Original Story Published by: Hannah McGivern for The Art Newspaper, www.theartnewspaper.com
Photo Source: National Gallery of Art
(Above) The mid-18th century sculpture was looted from the court of Benin in 1897
The National Gallery of Art (NGA), the Smithsonian Institution’s National Museum of African Art (NMAA) and the Rhode Island School of Design (RISD) held ajoint ceremony today (11 October) in Washington, DC, to mark the return of 31 Benin bronzes from their respective collections to Nigeria, marking te latest milestone in a growing movement to return the looted treasures.
The repatriation ceremony took place this morning behind closed doors at the NMAA, where 13 Benin objects have featured in a farewell display for the past two weeks.

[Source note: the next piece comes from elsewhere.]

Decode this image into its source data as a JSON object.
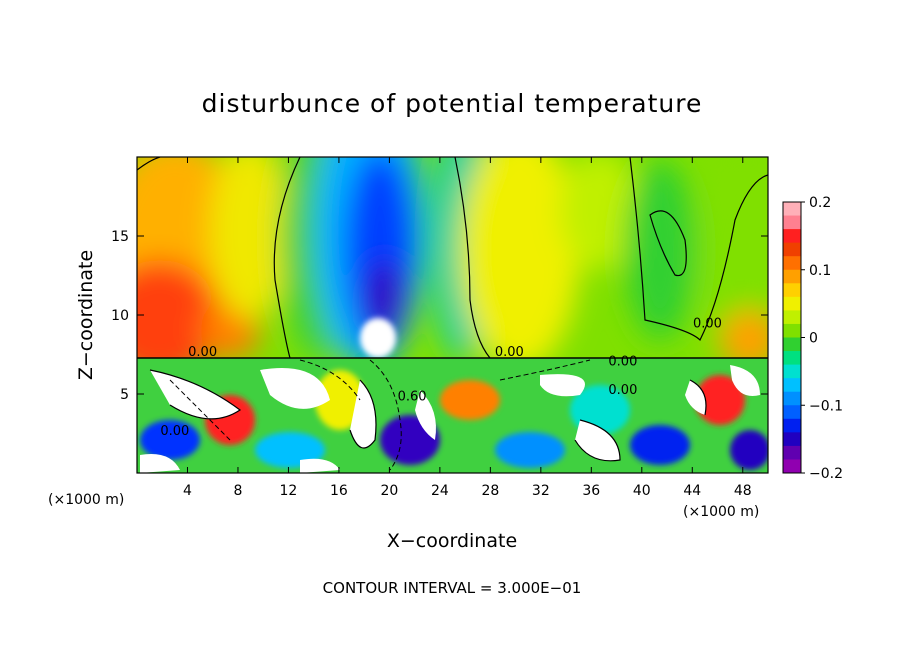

Nigeria’s National Commission for Museums and Monuments (NCMM) will now assume ownership of 29 artefacts that were deaccessioned earlier this year from the Smithsonian collections, including brass plaques, commemorative heads and figures.
The NGA had repatriated a sculpture of a cockerel following a vote held in 2020 by its board of trustees to deaccession the work. The sculpture – the only Benin bronze in the museum’s collection – was first acquired by a British merchant who worked in Nigeria and consigned the piece to Sotheby’s London in 1954. It entered the museum’s collection in 1955 via donors who acquired the piece through the New York-based dealer John J. Klejman.
The cockerel was one of approximately 10,000 artefacts stolen by British troops from the royal palace in Benin in 1897. The pieces were dispersed throughout the world and, in the decades that followed, several were acquired by or donated to US museums including the Metropolitan Museum of Art, Chicago’s Field Museum, the Museum of Fine Arts Boston and others.